As early as 1951, the Reutters were one of the first companies to exhibit at the emerging Nuremberg Toy Fair and showed their small assortment of porcelain products. The Fair took place in the Wieseler House in Nuremberg. They did not have their own stand so they exhibited as a boarder.
According to stories, at that time it was hard to be involved with a “Fair”, so Willy Reutter himself went by train to Nuremberg – with only a suitcase and a small table in his luggage. He didn’t want his wife to travel alone in the years after World War II. Now, for over 60 years M. W. Reutter has exhibited continuously at every Nuremberg Toy Fair.
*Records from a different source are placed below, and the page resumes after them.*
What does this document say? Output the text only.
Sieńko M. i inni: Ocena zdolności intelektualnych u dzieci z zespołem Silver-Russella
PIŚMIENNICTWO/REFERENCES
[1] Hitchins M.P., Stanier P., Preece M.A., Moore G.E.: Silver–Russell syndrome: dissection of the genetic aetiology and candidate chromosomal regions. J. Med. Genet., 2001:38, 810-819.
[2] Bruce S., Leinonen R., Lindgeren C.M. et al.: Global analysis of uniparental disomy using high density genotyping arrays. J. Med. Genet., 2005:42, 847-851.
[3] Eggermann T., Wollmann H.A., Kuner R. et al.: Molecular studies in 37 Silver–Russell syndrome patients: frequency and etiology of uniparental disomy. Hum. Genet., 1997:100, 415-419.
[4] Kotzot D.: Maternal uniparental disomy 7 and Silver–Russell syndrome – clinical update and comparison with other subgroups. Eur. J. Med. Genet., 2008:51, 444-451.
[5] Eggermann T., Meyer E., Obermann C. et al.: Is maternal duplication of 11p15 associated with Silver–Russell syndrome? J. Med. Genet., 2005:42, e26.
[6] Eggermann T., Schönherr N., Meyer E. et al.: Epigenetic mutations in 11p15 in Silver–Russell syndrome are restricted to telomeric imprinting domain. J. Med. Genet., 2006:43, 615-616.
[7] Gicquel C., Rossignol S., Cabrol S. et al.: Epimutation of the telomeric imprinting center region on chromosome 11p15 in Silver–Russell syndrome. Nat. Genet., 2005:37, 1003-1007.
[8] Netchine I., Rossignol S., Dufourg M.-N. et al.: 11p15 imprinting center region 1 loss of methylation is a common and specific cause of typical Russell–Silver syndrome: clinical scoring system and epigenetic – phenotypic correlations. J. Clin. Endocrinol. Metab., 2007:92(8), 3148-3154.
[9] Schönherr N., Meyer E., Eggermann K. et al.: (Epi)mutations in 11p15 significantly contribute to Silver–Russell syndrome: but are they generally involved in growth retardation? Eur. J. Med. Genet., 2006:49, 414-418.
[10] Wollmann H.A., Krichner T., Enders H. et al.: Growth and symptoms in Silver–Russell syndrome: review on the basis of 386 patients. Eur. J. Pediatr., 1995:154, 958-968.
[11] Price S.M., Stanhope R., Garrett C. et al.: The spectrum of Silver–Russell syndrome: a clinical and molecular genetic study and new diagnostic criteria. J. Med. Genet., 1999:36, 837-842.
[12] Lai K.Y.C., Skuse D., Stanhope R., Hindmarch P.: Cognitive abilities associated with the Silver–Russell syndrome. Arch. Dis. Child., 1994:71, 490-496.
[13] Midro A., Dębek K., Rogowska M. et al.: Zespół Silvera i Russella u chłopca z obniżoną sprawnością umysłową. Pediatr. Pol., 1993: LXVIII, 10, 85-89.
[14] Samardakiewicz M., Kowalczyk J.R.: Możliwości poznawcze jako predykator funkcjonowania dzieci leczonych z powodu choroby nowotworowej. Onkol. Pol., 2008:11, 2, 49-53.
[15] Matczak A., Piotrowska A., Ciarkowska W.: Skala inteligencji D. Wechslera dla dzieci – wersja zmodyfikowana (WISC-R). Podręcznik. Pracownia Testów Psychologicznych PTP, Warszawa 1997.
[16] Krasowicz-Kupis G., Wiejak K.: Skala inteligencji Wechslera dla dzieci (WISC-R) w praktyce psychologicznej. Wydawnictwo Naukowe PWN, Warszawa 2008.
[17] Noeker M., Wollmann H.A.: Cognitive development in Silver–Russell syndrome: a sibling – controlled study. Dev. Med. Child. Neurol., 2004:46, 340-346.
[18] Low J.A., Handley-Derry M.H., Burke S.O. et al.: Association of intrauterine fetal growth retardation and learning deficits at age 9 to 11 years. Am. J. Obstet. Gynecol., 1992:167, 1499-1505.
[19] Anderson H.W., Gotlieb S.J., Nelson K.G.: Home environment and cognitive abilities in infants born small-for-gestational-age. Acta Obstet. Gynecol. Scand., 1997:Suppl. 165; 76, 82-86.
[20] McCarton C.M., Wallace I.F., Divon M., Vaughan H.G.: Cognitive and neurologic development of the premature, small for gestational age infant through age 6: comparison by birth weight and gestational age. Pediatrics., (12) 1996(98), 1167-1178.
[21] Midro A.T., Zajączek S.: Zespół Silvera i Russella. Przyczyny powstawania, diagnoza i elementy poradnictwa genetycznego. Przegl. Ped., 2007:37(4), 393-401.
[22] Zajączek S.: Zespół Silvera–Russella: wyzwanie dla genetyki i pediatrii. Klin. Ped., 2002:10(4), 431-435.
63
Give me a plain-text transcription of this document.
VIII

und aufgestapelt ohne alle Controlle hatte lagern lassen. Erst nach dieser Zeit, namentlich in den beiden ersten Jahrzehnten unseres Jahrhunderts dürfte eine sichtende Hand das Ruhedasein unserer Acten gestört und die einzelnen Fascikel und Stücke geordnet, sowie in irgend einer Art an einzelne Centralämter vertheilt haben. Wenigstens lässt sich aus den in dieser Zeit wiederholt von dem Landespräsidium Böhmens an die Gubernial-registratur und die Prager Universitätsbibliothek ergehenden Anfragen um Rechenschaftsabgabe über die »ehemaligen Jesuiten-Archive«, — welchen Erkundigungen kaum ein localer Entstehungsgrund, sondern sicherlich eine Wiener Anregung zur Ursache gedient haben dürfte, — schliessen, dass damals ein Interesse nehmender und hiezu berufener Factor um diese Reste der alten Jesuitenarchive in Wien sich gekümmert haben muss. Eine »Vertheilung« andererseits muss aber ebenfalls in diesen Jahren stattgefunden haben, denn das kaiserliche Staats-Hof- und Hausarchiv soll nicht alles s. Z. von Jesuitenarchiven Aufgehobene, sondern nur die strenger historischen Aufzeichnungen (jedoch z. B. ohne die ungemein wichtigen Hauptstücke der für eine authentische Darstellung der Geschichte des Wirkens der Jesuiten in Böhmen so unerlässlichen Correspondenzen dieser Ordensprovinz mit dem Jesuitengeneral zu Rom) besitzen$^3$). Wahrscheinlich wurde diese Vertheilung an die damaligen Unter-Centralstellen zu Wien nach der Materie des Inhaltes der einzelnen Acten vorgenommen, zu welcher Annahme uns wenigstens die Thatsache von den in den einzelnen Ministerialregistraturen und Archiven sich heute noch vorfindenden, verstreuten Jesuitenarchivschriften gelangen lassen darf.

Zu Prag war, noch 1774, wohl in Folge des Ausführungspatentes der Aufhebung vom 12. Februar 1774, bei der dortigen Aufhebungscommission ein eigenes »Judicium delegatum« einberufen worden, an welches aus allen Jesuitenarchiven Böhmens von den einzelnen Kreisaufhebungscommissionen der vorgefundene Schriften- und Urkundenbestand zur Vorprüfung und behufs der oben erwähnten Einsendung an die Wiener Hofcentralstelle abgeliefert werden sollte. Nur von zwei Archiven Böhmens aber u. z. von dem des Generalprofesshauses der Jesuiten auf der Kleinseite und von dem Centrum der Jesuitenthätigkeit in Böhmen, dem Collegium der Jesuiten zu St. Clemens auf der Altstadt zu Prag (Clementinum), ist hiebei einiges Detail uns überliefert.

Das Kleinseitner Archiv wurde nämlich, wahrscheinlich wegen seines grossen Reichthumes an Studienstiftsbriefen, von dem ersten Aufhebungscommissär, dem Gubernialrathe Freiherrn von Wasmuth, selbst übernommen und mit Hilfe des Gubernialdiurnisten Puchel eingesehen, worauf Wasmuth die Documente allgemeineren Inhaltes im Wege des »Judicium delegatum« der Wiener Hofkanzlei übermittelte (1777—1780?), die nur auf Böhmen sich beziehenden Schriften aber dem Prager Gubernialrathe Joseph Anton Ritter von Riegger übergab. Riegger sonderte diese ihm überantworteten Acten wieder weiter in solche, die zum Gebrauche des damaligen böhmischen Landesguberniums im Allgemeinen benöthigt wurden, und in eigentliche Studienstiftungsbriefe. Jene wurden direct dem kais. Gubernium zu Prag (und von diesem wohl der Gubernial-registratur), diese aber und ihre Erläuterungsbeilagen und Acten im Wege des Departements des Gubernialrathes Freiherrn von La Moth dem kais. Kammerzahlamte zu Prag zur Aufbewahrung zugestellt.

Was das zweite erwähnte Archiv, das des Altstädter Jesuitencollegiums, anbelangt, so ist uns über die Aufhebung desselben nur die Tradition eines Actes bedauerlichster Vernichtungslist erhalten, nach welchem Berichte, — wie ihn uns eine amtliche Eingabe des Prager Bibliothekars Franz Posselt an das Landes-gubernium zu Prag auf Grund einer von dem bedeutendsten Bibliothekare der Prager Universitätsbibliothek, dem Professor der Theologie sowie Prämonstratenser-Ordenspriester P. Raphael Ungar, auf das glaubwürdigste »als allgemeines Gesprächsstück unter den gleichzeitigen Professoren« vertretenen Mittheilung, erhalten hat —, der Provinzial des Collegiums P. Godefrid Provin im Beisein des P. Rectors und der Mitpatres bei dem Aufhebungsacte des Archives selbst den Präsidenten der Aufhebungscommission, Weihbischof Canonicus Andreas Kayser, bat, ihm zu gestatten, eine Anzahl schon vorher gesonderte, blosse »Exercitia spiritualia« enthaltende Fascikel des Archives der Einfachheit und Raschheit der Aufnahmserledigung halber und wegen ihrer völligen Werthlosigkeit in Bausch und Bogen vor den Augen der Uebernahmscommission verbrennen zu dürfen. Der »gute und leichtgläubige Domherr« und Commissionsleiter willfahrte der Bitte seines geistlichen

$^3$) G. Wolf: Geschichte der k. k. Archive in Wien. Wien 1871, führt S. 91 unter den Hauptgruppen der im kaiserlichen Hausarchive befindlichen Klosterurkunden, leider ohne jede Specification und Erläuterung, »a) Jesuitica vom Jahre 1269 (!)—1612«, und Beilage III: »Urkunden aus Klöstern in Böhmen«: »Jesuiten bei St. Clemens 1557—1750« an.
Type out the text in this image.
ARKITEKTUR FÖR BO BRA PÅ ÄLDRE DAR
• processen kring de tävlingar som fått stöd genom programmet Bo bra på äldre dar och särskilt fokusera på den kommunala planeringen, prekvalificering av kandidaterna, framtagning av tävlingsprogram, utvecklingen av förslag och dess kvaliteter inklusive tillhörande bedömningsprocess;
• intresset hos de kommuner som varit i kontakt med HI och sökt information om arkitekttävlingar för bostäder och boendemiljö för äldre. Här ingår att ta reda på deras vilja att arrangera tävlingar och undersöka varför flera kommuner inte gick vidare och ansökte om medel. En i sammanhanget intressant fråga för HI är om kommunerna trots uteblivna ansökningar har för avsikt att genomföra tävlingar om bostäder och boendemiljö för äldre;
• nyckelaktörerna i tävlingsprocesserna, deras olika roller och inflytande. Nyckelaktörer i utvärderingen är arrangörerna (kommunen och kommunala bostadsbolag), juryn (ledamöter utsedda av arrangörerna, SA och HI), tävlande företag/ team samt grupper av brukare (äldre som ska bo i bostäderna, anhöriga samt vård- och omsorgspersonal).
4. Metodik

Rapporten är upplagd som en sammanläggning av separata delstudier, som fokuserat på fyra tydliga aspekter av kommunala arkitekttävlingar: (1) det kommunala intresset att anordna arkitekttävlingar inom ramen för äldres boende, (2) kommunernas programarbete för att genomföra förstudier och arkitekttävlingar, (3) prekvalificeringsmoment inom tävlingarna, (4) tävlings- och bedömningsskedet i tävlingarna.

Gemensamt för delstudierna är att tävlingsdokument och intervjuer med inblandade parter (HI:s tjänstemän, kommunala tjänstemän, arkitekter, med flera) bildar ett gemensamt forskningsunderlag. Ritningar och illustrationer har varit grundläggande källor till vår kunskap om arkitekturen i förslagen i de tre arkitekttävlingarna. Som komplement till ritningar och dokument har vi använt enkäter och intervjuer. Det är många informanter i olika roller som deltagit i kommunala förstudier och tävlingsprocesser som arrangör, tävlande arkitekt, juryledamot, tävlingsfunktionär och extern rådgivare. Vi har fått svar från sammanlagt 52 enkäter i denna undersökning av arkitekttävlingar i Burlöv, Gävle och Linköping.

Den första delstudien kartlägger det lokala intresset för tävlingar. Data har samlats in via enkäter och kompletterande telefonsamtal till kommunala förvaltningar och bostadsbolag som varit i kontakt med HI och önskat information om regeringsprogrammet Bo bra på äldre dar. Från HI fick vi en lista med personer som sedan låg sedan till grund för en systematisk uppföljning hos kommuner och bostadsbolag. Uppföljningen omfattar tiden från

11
Because of the economic recovery after the war, the Fair became very successful. Thus the hand-crafted production on the potter’s wheel could no longer be managed due to the increased demand for the porcelain products. The process was very time-consuming and for the employees it was a very unilateral and monotonous work to lathe the same articles day after day.
For these reasons Martl and Willy Reutter decided in 1954 to diversify to porcelain manufacturing which enabled a faster throughput and a higher production volume.
This change greatly facilitated the production.
Learning about porcelain production and the purchase of raw materials from the Bavarian Forest took a lot of effort for the married couple. Martl and Willy were particularly challenged by the location of the raw materials and tools in Baden-Württemberg (a region in the south-west of Germany) given that there were no other porcelain factories and respectively no other sub-supplier of materials and tools near their factory.
To overcome these challenges the couple had to gain a lot of knowledge by themselves. Consequently the whole production of the company had to proceed self-sustaining.
Because of the great distance between the raw materials and their production facility, the cost of the raw materials became an important expense factor. Due to the higher raw material cost, the production of miniatures had to be increased. The focus on miniatures continues today.